Produce enriched errors
jodh-intel opened this issue · 5 comments
Improve the generated error objects.
This is proving to be difficult: not the new API code, but how to use it.
Rationale for structured errors
-
They make it easy to establish where an error was created (or first detected).
-
They include log meta-data at the point where they are generated/detected to provide
further debug information. -
They allow the code to be simplified
Rather than making a log call and then returning an error, a single operation
can be used to get the benefit of both operations (consistently). -
They are machine parsable.
The API
A slightly modified version of the simple API shown on #657...
package e
func Log(entry *logrus.Entry) error
... works fine:
Description | current call | new call |
---|---|---|
Handle existing error | return err |
return e.Log(virtLog.WithError(err)) |
Create static error | return errrors.New(...) |
return e.Log(virtLog.WithField("error", "...")) |
Create formatted error | return fmt.Errorf(...) |
return e.Log(virtLog.WithField("error", fmt.Sprintf(...)) |
That's a little verbose, but bearable (I think).
The complication
The problem is now more about where the calls to e.Log()
are placed. There are
hundreds of code locations that return errors, but it doesn't make sense to change all
of them to use e.Log()
: if we do that, we'll end up with errors containing multiple sets
of fields. The code handles this fine, but we'll essentially get "too much" detail when
all we actually want is the full stacktrace for the location where the error was first
detected.
In summary:
-
If we generate the structured errors only at the highest level, the additional fields
(stacktrace and logger fields) won't be very useful. -
If we generate the structured errors at all levels (the "search'n'replace" approach to
addinge.Log()
calls), we'll end up with overly "large" errors (errors with duplicate
fields). Although the code supports creating a structured error from an existing
structured error, it results in larger and larger error objects which is going to make
the returned error less clear. It could also have a performance impact.
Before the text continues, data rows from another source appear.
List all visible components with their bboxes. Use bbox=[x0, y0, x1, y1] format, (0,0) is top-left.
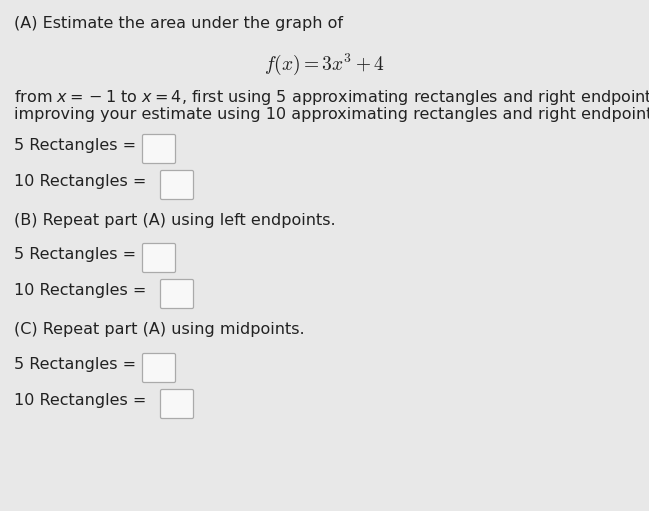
Text: (A) Estimate the area under the graph of: (A) Estimate the area under the graph of bbox=[14, 16, 343, 31]
Text: 5 Rectangles =: 5 Rectangles = bbox=[14, 357, 136, 372]
Text: improving your estimate using 10 approximating rectangles and right endpoints.: improving your estimate using 10 approxi… bbox=[14, 107, 649, 122]
Text: from $x = -1$ to $x = 4$, first using 5 approximating rectangles and right endpo: from $x = -1$ to $x = 4$, first using 5 … bbox=[14, 88, 649, 107]
FancyBboxPatch shape bbox=[160, 171, 193, 199]
FancyBboxPatch shape bbox=[160, 280, 193, 309]
Text: 5 Rectangles =: 5 Rectangles = bbox=[14, 247, 136, 262]
Text: 10 Rectangles =: 10 Rectangles = bbox=[14, 283, 147, 298]
FancyBboxPatch shape bbox=[143, 134, 175, 164]
FancyBboxPatch shape bbox=[143, 354, 175, 383]
Text: 10 Rectangles =: 10 Rectangles = bbox=[14, 174, 147, 189]
Text: $f(x) = 3x^3 + 4$: $f(x) = 3x^3 + 4$ bbox=[264, 52, 385, 77]
Text: (C) Repeat part (A) using midpoints.: (C) Repeat part (A) using midpoints. bbox=[14, 322, 304, 337]
Text: 5 Rectangles =: 5 Rectangles = bbox=[14, 138, 136, 153]
FancyBboxPatch shape bbox=[160, 389, 193, 419]
Text: (B) Repeat part (A) using left endpoints.: (B) Repeat part (A) using left endpoints… bbox=[14, 213, 336, 228]
Text: 10 Rectangles =: 10 Rectangles = bbox=[14, 393, 147, 408]
FancyBboxPatch shape bbox=[143, 244, 175, 272]
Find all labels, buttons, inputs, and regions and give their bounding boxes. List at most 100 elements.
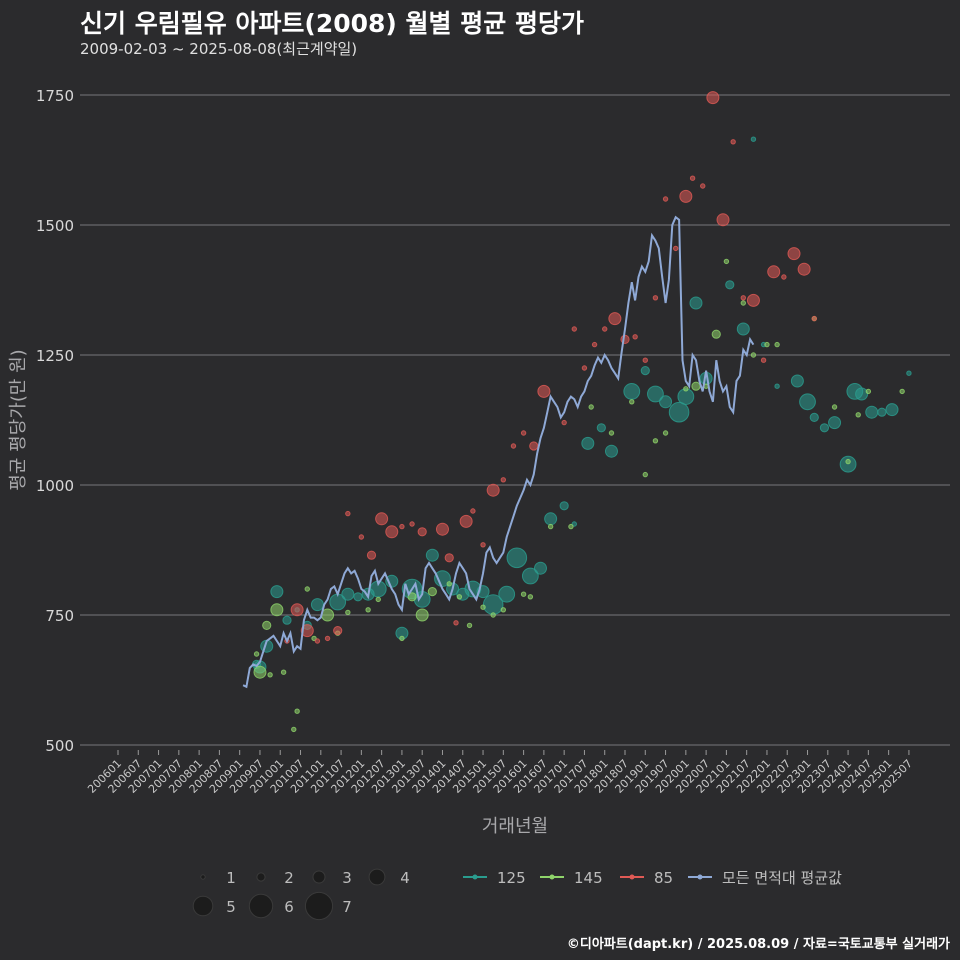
y-tick-label: 750: [45, 607, 74, 625]
data-point-85: [652, 295, 659, 301]
data-point-85: [435, 522, 449, 536]
data-point-85: [781, 274, 787, 280]
data-point-145: [568, 523, 574, 530]
data-point-85: [787, 247, 801, 261]
data-point-145: [304, 586, 310, 592]
data-point-145: [520, 591, 527, 597]
data-point-145: [527, 594, 534, 600]
legend-series-dot: [697, 874, 703, 880]
data-point-85: [632, 334, 638, 340]
data-point-125: [559, 501, 569, 511]
y-tick-label: 1750: [36, 87, 74, 105]
data-point-85: [730, 139, 736, 145]
y-tick-label: 1250: [36, 347, 74, 365]
data-point-85: [444, 553, 454, 563]
data-point-85: [642, 357, 648, 363]
data-point-145: [547, 523, 554, 530]
data-point-85: [716, 213, 730, 227]
data-point-145: [642, 471, 648, 478]
legend-size-label: 2: [284, 869, 294, 887]
data-point-145: [456, 594, 463, 600]
data-point-145: [865, 388, 872, 395]
y-tick-label: 1000: [36, 477, 74, 495]
data-point-145: [500, 607, 507, 613]
data-point-85: [459, 514, 473, 528]
data-point-85: [689, 175, 696, 181]
data-point-145: [845, 458, 851, 465]
data-point-125: [855, 387, 869, 401]
data-point-125: [668, 401, 690, 423]
legend-series-dot: [549, 874, 555, 880]
data-point-145: [253, 651, 260, 657]
data-point-85: [453, 620, 459, 626]
data-point-85: [486, 483, 500, 497]
data-point-85: [673, 245, 679, 252]
data-point-145: [415, 608, 429, 622]
y-tick-labels: 500 750 1000 1250 1500 1750: [36, 87, 74, 755]
legend-size-label: 5: [226, 898, 236, 916]
grid-lines: [80, 94, 950, 746]
data-point-145: [629, 399, 635, 405]
chart-title: 신기 우림필유 아파트(2008) 월별 평균 평당가: [80, 9, 584, 38]
data-point-85: [399, 523, 405, 530]
data-point-125: [809, 412, 819, 422]
data-point-145: [407, 592, 417, 602]
data-point-125: [623, 383, 641, 400]
legend-series-dot: [629, 874, 635, 880]
data-point-125: [498, 585, 516, 603]
data-point-125: [865, 405, 879, 419]
data-point-85: [366, 550, 377, 560]
data-point-145: [750, 352, 757, 358]
data-point-85: [375, 512, 389, 526]
data-point-145: [764, 341, 770, 348]
data-point-125: [799, 393, 816, 411]
data-point-85: [300, 624, 314, 638]
data-point-145: [253, 665, 267, 679]
data-point-85: [470, 508, 476, 514]
legend-size-label: 3: [342, 869, 352, 887]
data-point-85: [811, 315, 817, 322]
data-point-85: [740, 295, 746, 301]
legend-size-marker: [312, 870, 326, 884]
data-point-145: [270, 603, 284, 617]
data-point-145: [375, 596, 381, 603]
data-point-125: [906, 370, 912, 376]
average-line: [242, 215, 755, 689]
data-point-85: [529, 441, 539, 451]
data-point-85: [706, 91, 720, 105]
data-point-85: [358, 534, 365, 540]
data-point-125: [828, 416, 842, 430]
data-point-125: [647, 385, 664, 403]
data-point-85: [409, 521, 415, 527]
data-point-145: [267, 672, 273, 678]
scatter-points: [251, 91, 912, 733]
data-point-145: [345, 609, 351, 616]
y-tick-label: 500: [45, 737, 74, 755]
legend-series-label: 145: [574, 869, 603, 887]
data-point-85: [290, 603, 304, 617]
data-point-125: [282, 615, 292, 625]
data-point-85: [324, 635, 331, 642]
data-point-85: [537, 384, 551, 398]
data-point-85: [571, 326, 577, 332]
data-point-145: [427, 587, 437, 597]
data-point-85: [760, 357, 767, 363]
data-point-145: [740, 300, 746, 306]
data-point-125: [659, 395, 673, 409]
data-point-145: [466, 622, 473, 629]
legend-size-marker: [368, 868, 386, 886]
data-point-145: [652, 438, 659, 444]
data-point-145: [446, 581, 452, 587]
data-point-125: [270, 585, 284, 599]
data-point-145: [480, 604, 486, 610]
data-point-145: [294, 708, 300, 714]
data-point-125: [521, 567, 539, 585]
legend-series-label: 85: [654, 869, 673, 887]
data-point-145: [711, 329, 721, 339]
data-point-125: [640, 366, 650, 376]
legend-series-label: 125: [497, 869, 526, 887]
data-point-125: [790, 374, 804, 388]
data-point-145: [831, 404, 838, 410]
data-point-85: [767, 265, 781, 279]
The solution therefore would seem to be to only create structured errors at the lowest
possible layers:
-
In pseudo-leaf functions
Functions that do not call any functions in "lower" virtcontainers packages).
-
In the
pkg/*
packagesProblem: these don't have access to a logger, so the next-best approach is...
-
At package boundaries
In functions where virtcontainers calls code from other packages.
-
At plugin boundaries (see #667).
Layers
virtcontainers is structured at the file level, something like the following:
Level | files |
---|---|
high | api.go , pkg/oci.go |
pod.go , container.go |
|
hypervisor.go , agent.go , shim.go , proxy.go |
|
medium | qemu*.go , agent_*.go , shim_*.go , proxy_*.go |
asset.go , bridge.go , cni.go , cnm.go , device.go , filesystem.go , hook.go , mount.go , network.go , syscall.go , utils.go |
|
low | pkg/*/*.go (excluding pkg/oci.go ) |
Application approaches
Although the code can be updated manually to introduce the structured error API call:
-
Adding the API to a subset of code locations (a subset of functions in a subset of
files) is going to be error-prone. -
It will also be error-prone to update the API calls when code when changes are required.
The best approach might be to find/write a tool to identify such code locations and error
if there is no call to e.Log()
.
What might help is if we split the main
package into sub-packages as suggested on #631.
See also: #667.
Any thoughts on this folks?
@jodh-intel could you copy this issue over to github.com/kata-containers/runtime so that it can be discussed with everybody ?
Done. I guess we could close this one now?
Yes let's close it !